Since public rollouts began, COVID-19 vaccines have faced unprecedented backlash, criticism, and often rebuke. Will the sentiment eventually soften?
Tariq Hashmat
Global cases and deaths due to COVID-19 have been on a steady decline during the first two weeks of February 2021, and the world has steadily moved into the next stage of its fight against the pandemic – mass vaccinations.
Vaccine development for COVID-19 has turned the conventions upside down. Conventional timelines take decades for a vaccine to get from development to rollout. There’s no HIV vaccine even after nearly four decades of research. For COVID-19, it took less than a year to get multiple vaccines approved and ready for mass inoculation.
The first months of the pandemic were dotted with a sense of urgency for vaccines, as research and development went into overdrive. However, when vaccines did roll out in record time, hesitancy crept in.
How serious is vaccine hesitancy?
Given vaccine hesitancy is a problem that has existed for other vaccines, vaccine acceptance for COVID-19 was seen to be a dicey affair rather early. A fragile information ecosystem with notorious levels of misinformation during the pandemic compounds the challenges during vaccine rollouts.
A global survey published in Nature looked at the potential acceptance of COVID vaccines in 19 countries. The hesitancy of some level was recorded across all age groups. The survey also showed a higher hesitancy if the vaccine was mandated by the responders’ employers.
Hesitancy higher when vaccine is mandated
Potential acceptance of COVID-19 vaccine surveyed across 19 countries
Completely agree
Somewhat agree
Neutral
Somewhat disagree
Completely disagree
Concerns spiked when AstraZeneca was forced to pause its trials in September 2020 due to a reported adverse event in a participant. The impact of this single incident in eroding public trust was captured in a study published in the New England Journal of Medicine. The article also elaborated on how a person’s sentiments influence their decision on getting vaccinated.
Vaccine hesitancy has disrupted public health campaigns before. India’s polio vaccination campaigns initially faced rebuff, fearing that it was a mass sterilisation conspiracy by the government. Drop-in vaccinations, as a consequence of refusal, have caused resurgences of totally preventable or otherwise near-absent diseases like tetanus, whooping cough, and measles.
For the current pandemic, therefore, vaccine hesitancy and anti-vaxxers remain a critical threat.
But the side effects are real, right?
All vaccines have true, expected reactions as well as side effects. The ones for COVID-19 are no exception and have a series of typically mild side effects.
There are two main types of adverse reactions after vaccination – local and systemic. The former, localized to the site of injection, occurs immediately after injection and ranges from pain at the site to redness and swelling.

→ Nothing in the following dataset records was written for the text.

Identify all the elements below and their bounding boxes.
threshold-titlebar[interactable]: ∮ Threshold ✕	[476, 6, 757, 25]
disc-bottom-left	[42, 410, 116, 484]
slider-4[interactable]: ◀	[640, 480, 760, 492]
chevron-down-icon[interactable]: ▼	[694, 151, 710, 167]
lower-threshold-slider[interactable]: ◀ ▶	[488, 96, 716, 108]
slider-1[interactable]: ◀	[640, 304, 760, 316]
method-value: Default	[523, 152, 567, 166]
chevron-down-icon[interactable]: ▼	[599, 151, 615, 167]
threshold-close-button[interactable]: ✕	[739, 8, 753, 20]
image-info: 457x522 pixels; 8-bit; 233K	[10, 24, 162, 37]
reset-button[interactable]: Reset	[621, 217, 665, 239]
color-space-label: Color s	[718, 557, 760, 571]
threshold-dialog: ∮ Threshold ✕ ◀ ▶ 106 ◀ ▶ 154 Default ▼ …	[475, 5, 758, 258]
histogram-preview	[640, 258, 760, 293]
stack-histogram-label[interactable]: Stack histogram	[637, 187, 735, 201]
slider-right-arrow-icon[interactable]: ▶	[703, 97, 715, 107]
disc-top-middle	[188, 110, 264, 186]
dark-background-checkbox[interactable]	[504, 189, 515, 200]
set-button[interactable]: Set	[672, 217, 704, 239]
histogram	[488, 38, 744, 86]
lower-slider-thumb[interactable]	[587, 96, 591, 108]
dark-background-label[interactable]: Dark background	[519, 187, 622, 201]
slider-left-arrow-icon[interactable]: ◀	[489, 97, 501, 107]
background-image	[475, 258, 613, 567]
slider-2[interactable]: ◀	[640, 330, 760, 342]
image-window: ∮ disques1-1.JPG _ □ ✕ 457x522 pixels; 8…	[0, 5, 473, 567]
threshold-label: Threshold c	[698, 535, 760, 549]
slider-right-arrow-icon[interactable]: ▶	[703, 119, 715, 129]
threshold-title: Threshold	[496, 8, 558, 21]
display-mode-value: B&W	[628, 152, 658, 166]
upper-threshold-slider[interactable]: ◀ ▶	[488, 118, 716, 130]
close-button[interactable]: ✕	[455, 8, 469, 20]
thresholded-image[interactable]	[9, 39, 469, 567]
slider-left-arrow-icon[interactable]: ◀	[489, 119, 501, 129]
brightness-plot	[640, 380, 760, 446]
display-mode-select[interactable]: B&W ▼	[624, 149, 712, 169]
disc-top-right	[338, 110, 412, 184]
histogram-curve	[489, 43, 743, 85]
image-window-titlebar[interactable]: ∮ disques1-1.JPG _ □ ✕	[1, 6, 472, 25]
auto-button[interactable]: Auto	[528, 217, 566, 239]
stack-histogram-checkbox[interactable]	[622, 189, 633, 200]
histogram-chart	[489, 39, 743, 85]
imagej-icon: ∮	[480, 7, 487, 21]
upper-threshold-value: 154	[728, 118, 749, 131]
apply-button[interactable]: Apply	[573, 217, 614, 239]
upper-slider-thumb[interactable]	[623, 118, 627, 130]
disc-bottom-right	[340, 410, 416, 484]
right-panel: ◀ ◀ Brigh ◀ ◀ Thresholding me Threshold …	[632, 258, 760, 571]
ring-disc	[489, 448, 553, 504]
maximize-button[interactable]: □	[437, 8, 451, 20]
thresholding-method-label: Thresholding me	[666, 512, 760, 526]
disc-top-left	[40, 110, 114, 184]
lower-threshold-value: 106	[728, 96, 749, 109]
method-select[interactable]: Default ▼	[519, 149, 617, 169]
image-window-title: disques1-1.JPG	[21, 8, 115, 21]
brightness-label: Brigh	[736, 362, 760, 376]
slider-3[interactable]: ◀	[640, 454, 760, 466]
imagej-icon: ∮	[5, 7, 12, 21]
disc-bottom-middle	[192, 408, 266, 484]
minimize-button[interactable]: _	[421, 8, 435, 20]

These reactions can last up to 48 hours.
Systemic reactions are due to the immune response kicking in. So if there are fever, discomfort, and lethargy after getting a jab, it’s just the vaccine teaching the immune cells how to ward off antigens. On the flip side, having no reaction does not mean the vaccine wasn’t effective.
A far less occurrence is anaphylaxis – a severe allergic reaction, symptoms of which include skin rash, nausea, and vomiting. The likelihood of occurrence of anaphylaxis is 1 in 100,000. You have a significantly higher risk of a person dying of COVID-19 at a risk (1 in 780) than getting anaphylaxis after a jab.
The US CDC, too, has reiterated the normalcy of side effects, stating, “the side effects may even feel like flu and might affect your ability to do daily activities.”
There were adverse effects, but…?
One of the biggest news on adverse vaccine reactions came from Norway when the country reported that 23 elderly had died after receiving the Pfizer vaccine. The manner of reporting heavily indicated a causal link. A few days later, however, the Norwegian Medicines Agency said no link was found between the vaccine and the recipients’ deaths.
Health Analytics Asia also received a report of a recipient at a private hospital in Northern India getting frequent seizures post-vaccination. It was later revealed that the person had not disclosed his underlying infection, and was suffering from dengue when he got the shot.
The normalcy of mild side effects, as well as the extreme rarity, yet normalcy, of adverse reactions, is a nuance that fails to be communicated through headlines.
How to deal with hesitancy then?
Ending the COVID-19 pandemic relies heavily on the vast majority of people getting vaccinated – a fact asserted by experts from the University of Michigan. Constant, responsible messaging about the benefits, with due acknowledgment of risks, is, therefore, critical to convincing people. The experts add that the key to alleviating fears is for people who get the vaccine to share their experiences to encourage others.
“Vaccines are probably the only way out of this pandemic situation,” said Dr. Siddharth Sridhar of The University of Hong Kong, in a recent interview with Health Analytics Asia.
More vaccine doses have now been administered than the total number of COVID cases. Science, while enduring a learning curve of its own, has been able to defeat this pandemic. And vaccines are a testament to this.